Disruption

Social media censorship bills advance despite tech industry pressure

Nearly 50 bills were introduced in state legislatures this year with a censorship or deplatforming component.
This combination of 2017-2022 photos shows the logos of Facebook, YouTube, TikTok and Snapchat on mobile devices. (AP Photo, File)

Montana House Speaker Matt Regier (R) is leading the charge in his state to prohibit social media companies from censoring content, as a nearly identical law in Texas faces an uncertain future in court.

Republicans in the Arizona legislature are also advancing a social media censorship bill this year that mimics a contested Florida law.

The Montana and Arizona measures are among nearly 50 bills introduced this year that have a censorship or deplatforming component, according to tracking by the Computer & Communications Industry Association, a tech industry trade group that is suing to overturn the Florida and Texas laws. Both laws are now on hold while the U.S. Supreme Court weighs whether to take the cases. 

Regier told Pluribus News in a brief interview Thursday that he is unconcerned by the legal limbo.

“We’ve read the Constitution too, and we don’t let the judicial branch, what they might do, scare us away from good legislation, Regier said.

Under Regier’s bill, large social media companies would be deemed “common carriers,” akin to phone and internet companies, and be barred from censoring user posts based on factors such as the viewpoints expressed or the user’s geographic location.

The proposed law would also require companies to make their acceptable-use policies easily accessible and disclose how they curate, target, moderate and promote content. 

Every six months, the companies would have to publish a transparency report that includes how many times content was removed or deprioritized and how many accounts were suspended.

Regier’s measure would also require companies to inform users if their content is removed, explain why, and offer an avenue for appeal. Users could bring their own lawsuit — known as a private right of action — against a social media company for alleged violations of the law.

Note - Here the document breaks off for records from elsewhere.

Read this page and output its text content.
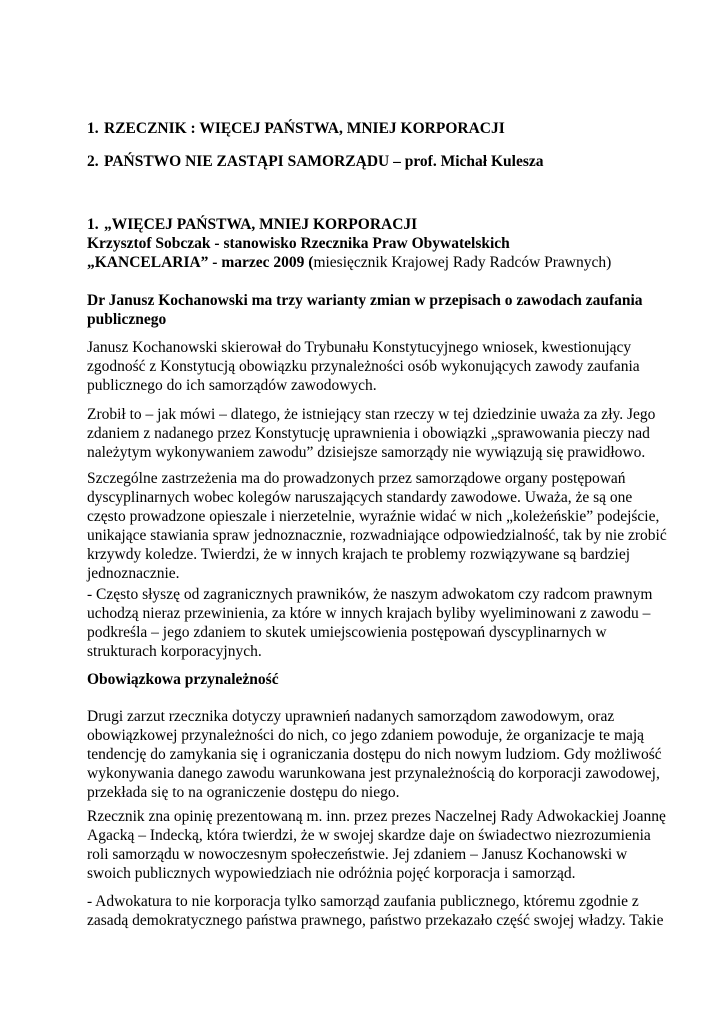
1. RZECZNIK : WIĘCEJ PAŃSTWA, MNIEJ KORPORACJI
2. PAŃSTWO NIE ZASTĄPI SAMORZĄDU – prof. Michał Kulesza
1. „WIĘCEJ PAŃSTWA, MNIEJ KORPORACJI
Krzysztof Sobczak - stanowisko Rzecznika Praw Obywatelskich
„KANCELARIA” - marzec 2009 (miesięcznik Krajowej Rady Radców Prawnych)
Dr Janusz Kochanowski ma trzy warianty zmian w przepisach o zawodach zaufania
publicznego
Janusz Kochanowski skierował do Trybunału Konstytucyjnego wniosek, kwestionujący
zgodność z Konstytucją obowiązku przynależności osób wykonujących zawody zaufania
publicznego do ich samorządów zawodowych.
Zrobił to – jak mówi – dlatego, że istniejący stan rzeczy w tej dziedzinie uważa za zły. Jego
zdaniem z nadanego przez Konstytucję uprawnienia i obowiązki „sprawowania pieczy nad
należytym wykonywaniem zawodu” dzisiejsze samorządy nie wywiązują się prawidłowo.
Szczególne zastrzeżenia ma do prowadzonych przez samorządowe organy postępowań
dyscyplinarnych wobec kolegów naruszających standardy zawodowe. Uważa, że są one
często prowadzone opieszale i nierzetelnie, wyraźnie widać w nich „koleżeńskie” podejście,
unikające stawiania spraw jednoznacznie, rozwadniające odpowiedzialność, tak by nie zrobić
krzywdy koledze. Twierdzi, że w innych krajach te problemy rozwiązywane są bardziej
jednoznacznie.
- Często słyszę od zagranicznych prawników, że naszym adwokatom czy radcom prawnym
uchodzą nieraz przewinienia, za które w innych krajach byliby wyeliminowani z zawodu –
podkreśla – jego zdaniem to skutek umiejscowienia postępowań dyscyplinarnych w
strukturach korporacyjnych.
Obowiązkowa przynależność
Drugi zarzut rzecznika dotyczy uprawnień nadanych samorządom zawodowym, oraz
obowiązkowej przynależności do nich, co jego zdaniem powoduje, że organizacje te mają
tendencję do zamykania się i ograniczania dostępu do nich nowym ludziom. Gdy możliwość
wykonywania danego zawodu warunkowana jest przynależnością do korporacji zawodowej,
przekłada się to na ograniczenie dostępu do niego.
Rzecznik zna opinię prezentowaną m. inn. przez prezes Naczelnej Rady Adwokackiej Joannę
Agacką – Indecką, która twierdzi, że w swojej skardze daje on świadectwo niezrozumienia
roli samorządu w nowoczesnym społeczeństwie. Jej zdaniem – Janusz Kochanowski w
swoich publicznych wypowiedziach nie odróżnia pojęć korporacja i samorząd.
- Adwokatura to nie korporacja tylko samorząd zaufania publicznego, któremu zgodnie z
zasadą demokratycznego państwa prawnego, państwo przekazało część swojej władzy. Takie
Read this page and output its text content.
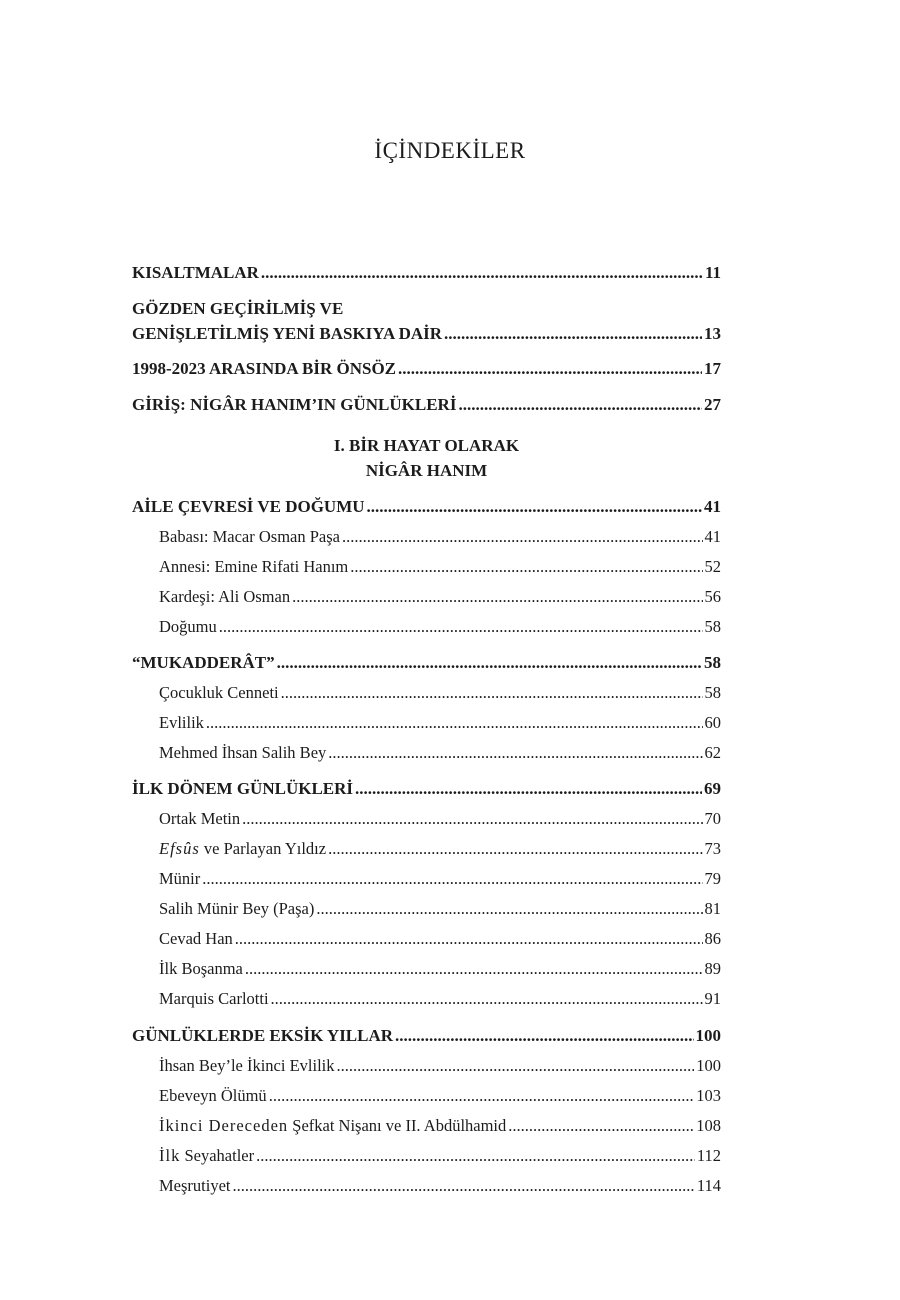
İÇİNDEKİLER
KISALTMALAR .....	11
GÖZDEN GEÇİRİLMİŞ VE
GENİŞLETİLMİŞ YENİ BASKIYA DAİR .....	13
1998-2023 ARASINDA BİR ÖNSÖZ .....	17
GİRİŞ: NİGÂR HANIM’IN GÜNLÜKLERİ .....	27
I. BİR HAYAT OLARAK
NİGÂR HANIM
AİLE ÇEVRESİ VE DOĞUMU .....	41
Babası: Macar Osman Paşa .....	41
Annesi: Emine Rifati Hanım .....	52
Kardeşi: Ali Osman .....	56
Doğumu .....	58
“MUKADDERÂT” .....	58
Çocukluk Cenneti .....	58
Evlilik .....	60
Mehmed İhsan Salih Bey .....	62
İLK DÖNEM GÜNLÜKLERİ .....	69
Ortak Metin .....	70
Efsûs ve Parlayan Yıldız .....	73
Münir .....	79
Salih Münir Bey (Paşa) .....	81
Cevad Han .....	86
İlk Boşanma .....	89
Marquis Carlotti .....	91
GÜNLÜKLERDE EKSİK YILLAR .....	100
İhsan Bey’le İkinci Evlilik .....	100
Ebeveyn Ölümü .....	103
İkinci Dereceden Şefkat Nişanı ve II. Abdülhamid .....	108
İlk Seyahatler .....	112
Meşrutiyet .....	114
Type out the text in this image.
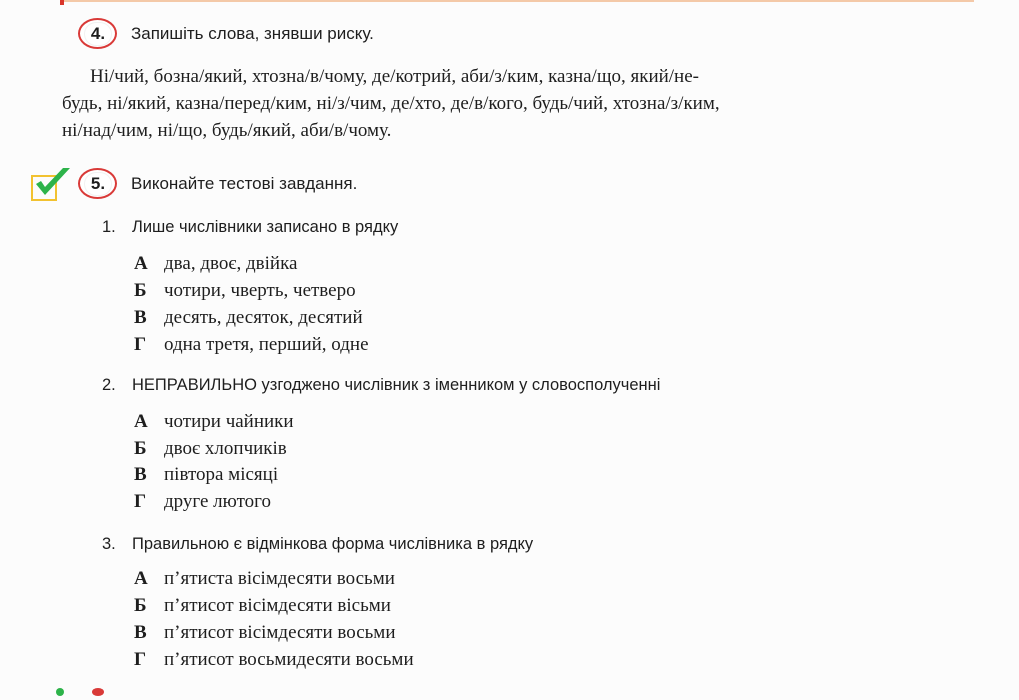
4.	Запишіть слова, знявши риску.
Ні/чий, бозна/який, хтозна/в/чому, де/котрий, аби/з/ким, казна/що, який/не-
будь, ні/який, казна/перед/ким, ні/з/чим, де/хто, де/в/кого, будь/чий, хтозна/з/ким,
ні/над/чим, ні/що, будь/який, аби/в/чому.
5.	Виконайте тестові завдання.
1. Лише числівники записано в рядку
А два, двоє, двійка
Б чотири, чверть, четверо
В десять, десяток, десятий
Г одна третя, перший, одне
2. НЕПРАВИЛЬНО узгоджено числівник з іменником у словосполученні
А чотири чайники
Б двоє хлопчиків
В півтора місяці
Г друге лютого
3. Правильною є відмінкова форма числівника в рядку
А п’ятиста вісімдесяти восьми
Б п’ятисот вісімдесяти вісьми
В п’ятисот вісімдесяти восьми
Г п’ятисот восьмидесяти восьми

“I love what Texas did in protecting their citizens, I want Montana citizens to have their free speech protected too … whether they are conservative or liberal,” Regier said. “Texas plowed the ground first and we just tagged onto it.”

Regier’s bill was passed by the Montana House and is now advancing in the Senate, where it has drawn strong opposition from the tech industry. In a letter to the Senate Business, Labor, and Economic Affairs Committee, CCIA warned against passage of the law.

“[I]f social media services are compelled to treat all user-generated material with indifference as if they were common carriers, their platforms could become saturated with inappropriate and potentially dangerous content and behavior,” Jordan Rodell, CCIA’s state policy manager, said in the letter.

The letter included examples of content that social media companies would be barred from removing under the law, including “foreign disinformation, communist propaganda, and anti-American extremism, all of which are not inherently unlawful, and would appear to constitute a ‘viewpoint’ under [the bill].”

NetChoice, another trade group challenging the Florida and Texas laws, has also sent letters to Arizona and Montana lawmakers warning that the bills are unconstitutional and urging them to hold off until the current lawsuits are resolved.

NetChoice’s Amy Bos wrote that the Arizona bill — which like the Florida law aims to protect political candidates and news sites from deplatforming — would “give malicious actors and spammers a blueprint to flood Arizonans’ feeds with offensive content.” She also said the bill defines “journalistic enterprises” so broadly that it would include “creators who operate far outside the news media.” 

In signing Florida’s law in 2021, Gov. Ron DeSantis (R) said it would protect “real Floridians … against the Silicon Valley elites.”

Even if the Arizona bill passes, it would likely face a veto by Gov. Katie Hobbs (D). The Montana bill could be supported by Gov. Greg Gianforte (R), who in December banned TikTok from government devices.

“I sure hope so,” Regier said when asked if the governor would be likely to sign his bill.

The effort by Republican state lawmakers to bar social media companies for removing content and users took off in 2021, after a conservative backlash to social media companies suspending former President Donald Trump and otherwise moderating content that was deemed to have violated user terms of service.

A 2021 study by the New York University Stern Center for Business and Human Rights found there was no evidence to support claims that tech companies censor conservative voices. 

Regier said he has not seen that study but that there is a general “notion out there that Big Tech wants to control our speech.”

“We can [pass a law], and if it’s not happening, then no harm, no foul,” Regier said.